The opioid pharmacotherapy maintenance program serves some of society’s most marginalised members, and is often characterised by lack of flexibility and limited choice, resulting in experiences of stigma, control, and surveillance rather than supportive care. People receiving treatment may experience insecure housing, poor health status, be in receipt of income or disability support, and many have experienced incarceration. Stigma and discrimination in the context of opioid pharmacotherapy are well-documented. It is a highly regulated treatment, for example despite research evidence that takeaway doses – collection and self-administration rather than supervised dosing – can enhance treatment outcomes, these have been limited to date. In Australia, the medications are Schedule 8 drugs, and as such have significant regulations concerned with their prescribing and dispensing.

In this report we consider the conditions that enabled changes to opioid pharmacotherapy policy in response to COVID-19 in three Australian jurisdictions. In response to the emerging conditions precipitated by public health measures to address the pandemic, changes to opioid pharmacotherapy policies in Victoria, NSW and the ACT entailed efforts to reduce face-to-face contact between clients and the people dispensing and prescribing the medications. The policy changes included changed guidance on takeaway dosing allowing increased numbers of unsupervised doses; regulations enabling the delivery of these medications to people in isolation or quarantine; rapid expansion of long-acting injectable treatment formulations; and the expansion of more flexible prescribing practices.

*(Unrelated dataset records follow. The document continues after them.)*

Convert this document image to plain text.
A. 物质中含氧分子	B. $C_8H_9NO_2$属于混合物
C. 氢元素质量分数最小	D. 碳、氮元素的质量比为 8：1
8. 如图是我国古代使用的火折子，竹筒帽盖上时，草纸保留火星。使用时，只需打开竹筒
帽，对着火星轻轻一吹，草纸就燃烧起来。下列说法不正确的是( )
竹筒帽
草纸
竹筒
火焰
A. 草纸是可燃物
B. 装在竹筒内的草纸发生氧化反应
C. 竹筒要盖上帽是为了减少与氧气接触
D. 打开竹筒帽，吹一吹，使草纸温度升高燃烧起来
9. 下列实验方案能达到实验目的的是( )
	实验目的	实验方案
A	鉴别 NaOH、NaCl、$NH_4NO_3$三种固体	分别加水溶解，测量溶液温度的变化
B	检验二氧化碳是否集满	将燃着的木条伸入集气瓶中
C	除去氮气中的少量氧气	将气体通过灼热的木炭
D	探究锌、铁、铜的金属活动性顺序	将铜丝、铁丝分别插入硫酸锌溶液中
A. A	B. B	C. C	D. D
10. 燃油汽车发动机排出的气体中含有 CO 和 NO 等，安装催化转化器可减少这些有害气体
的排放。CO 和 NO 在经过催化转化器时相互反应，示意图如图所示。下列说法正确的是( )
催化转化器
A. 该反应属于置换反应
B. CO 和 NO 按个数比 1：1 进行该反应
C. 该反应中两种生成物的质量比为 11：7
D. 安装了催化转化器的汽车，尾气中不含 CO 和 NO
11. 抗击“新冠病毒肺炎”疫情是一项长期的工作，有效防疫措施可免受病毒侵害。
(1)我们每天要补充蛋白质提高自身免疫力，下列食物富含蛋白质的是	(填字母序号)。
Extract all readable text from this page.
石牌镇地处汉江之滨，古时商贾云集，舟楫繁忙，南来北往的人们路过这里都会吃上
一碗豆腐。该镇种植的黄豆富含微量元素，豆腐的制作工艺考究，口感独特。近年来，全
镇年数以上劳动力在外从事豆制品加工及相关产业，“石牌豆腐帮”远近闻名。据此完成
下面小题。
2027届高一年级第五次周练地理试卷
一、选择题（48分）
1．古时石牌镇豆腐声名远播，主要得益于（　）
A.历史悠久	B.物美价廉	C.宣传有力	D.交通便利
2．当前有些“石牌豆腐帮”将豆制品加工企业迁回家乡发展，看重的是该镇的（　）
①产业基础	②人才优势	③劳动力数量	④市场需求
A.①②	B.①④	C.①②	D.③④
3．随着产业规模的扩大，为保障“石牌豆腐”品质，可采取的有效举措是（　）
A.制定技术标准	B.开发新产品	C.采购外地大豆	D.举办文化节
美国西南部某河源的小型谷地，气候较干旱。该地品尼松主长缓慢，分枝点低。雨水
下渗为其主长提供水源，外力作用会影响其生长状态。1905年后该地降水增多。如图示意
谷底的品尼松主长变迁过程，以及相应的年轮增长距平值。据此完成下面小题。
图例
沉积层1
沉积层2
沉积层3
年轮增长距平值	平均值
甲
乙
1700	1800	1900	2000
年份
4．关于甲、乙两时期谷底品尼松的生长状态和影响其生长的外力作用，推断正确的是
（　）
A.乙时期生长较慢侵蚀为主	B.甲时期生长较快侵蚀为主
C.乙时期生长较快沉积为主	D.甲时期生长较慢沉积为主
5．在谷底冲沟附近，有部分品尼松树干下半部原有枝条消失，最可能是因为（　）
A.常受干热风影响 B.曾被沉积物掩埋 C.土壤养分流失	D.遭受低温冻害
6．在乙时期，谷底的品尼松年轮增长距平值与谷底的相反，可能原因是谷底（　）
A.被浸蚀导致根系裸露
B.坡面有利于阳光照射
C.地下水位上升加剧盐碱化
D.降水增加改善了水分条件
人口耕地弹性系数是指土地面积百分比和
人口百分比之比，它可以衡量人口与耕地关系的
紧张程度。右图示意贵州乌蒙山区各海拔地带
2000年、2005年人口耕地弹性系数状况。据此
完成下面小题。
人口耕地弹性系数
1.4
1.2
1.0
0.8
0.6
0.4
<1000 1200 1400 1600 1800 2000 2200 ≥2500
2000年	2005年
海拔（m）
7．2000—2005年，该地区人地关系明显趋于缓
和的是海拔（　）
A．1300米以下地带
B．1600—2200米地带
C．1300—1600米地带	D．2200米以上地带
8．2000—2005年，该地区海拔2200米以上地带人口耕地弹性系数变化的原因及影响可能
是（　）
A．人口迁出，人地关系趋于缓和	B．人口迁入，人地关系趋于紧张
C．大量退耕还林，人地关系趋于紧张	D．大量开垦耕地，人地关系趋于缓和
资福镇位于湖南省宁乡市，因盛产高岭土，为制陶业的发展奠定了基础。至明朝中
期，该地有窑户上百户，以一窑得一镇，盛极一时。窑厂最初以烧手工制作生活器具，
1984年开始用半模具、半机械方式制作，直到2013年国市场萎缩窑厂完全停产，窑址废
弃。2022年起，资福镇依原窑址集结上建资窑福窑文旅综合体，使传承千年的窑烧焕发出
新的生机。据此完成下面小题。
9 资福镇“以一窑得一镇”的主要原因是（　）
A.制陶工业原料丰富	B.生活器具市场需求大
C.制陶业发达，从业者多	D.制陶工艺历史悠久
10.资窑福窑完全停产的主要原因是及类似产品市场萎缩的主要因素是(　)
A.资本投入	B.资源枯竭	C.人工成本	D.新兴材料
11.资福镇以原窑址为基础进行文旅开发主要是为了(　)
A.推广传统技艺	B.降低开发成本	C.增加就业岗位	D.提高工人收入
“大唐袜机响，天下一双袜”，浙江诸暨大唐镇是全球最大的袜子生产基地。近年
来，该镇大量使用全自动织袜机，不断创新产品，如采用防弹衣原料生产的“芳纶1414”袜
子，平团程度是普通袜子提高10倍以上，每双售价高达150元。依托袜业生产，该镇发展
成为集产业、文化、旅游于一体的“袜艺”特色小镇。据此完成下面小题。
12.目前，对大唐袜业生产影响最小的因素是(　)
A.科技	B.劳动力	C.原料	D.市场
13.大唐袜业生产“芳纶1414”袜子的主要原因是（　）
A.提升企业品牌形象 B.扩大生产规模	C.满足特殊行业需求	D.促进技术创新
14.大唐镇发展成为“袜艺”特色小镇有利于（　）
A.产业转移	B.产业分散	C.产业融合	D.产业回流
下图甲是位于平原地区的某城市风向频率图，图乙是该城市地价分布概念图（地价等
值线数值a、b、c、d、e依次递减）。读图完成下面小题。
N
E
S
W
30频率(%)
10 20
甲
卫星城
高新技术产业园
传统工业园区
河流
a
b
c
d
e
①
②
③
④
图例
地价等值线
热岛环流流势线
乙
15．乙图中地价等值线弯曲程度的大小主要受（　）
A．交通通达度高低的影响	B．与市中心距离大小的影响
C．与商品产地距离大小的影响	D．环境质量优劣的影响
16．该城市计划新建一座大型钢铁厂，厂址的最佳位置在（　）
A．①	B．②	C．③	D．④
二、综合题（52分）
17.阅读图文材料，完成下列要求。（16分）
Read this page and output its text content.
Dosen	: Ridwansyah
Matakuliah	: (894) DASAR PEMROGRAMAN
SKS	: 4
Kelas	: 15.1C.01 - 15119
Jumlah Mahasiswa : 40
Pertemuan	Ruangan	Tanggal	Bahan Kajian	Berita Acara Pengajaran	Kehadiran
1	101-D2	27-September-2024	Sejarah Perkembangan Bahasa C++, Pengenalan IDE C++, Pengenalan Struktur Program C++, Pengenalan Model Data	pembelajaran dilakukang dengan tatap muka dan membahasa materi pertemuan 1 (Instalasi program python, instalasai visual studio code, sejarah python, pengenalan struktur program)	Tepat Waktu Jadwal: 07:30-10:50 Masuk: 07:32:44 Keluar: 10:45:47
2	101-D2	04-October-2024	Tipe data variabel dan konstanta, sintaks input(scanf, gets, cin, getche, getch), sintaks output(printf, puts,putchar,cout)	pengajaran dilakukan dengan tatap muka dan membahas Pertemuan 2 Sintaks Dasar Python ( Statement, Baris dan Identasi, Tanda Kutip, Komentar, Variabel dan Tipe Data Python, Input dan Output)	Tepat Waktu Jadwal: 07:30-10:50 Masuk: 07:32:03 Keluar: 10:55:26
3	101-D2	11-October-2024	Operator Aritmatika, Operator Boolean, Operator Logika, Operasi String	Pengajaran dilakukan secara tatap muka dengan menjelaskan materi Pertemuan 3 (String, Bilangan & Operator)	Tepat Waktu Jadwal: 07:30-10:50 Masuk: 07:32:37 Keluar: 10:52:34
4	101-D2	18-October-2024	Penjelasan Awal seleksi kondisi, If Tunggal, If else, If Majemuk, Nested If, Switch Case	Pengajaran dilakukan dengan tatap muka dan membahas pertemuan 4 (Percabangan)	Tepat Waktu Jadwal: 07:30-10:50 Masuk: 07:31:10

This work focussed on the processes that enabled and facilitated these new policy guidelines. We aimed to analyse:
⎯ How the policy changes came about (e.g., what committees were organised, what discussions took place, and what other practices were carried out during the policy-making process);
⎯ Who was (or was not) involved in the process, and what perspectives were accounted for;
⎯ Whether this was business-as-usual, or a case of policy being done differently; and
⎯ The lessons that can be learnt and key insights to inform future policy-making.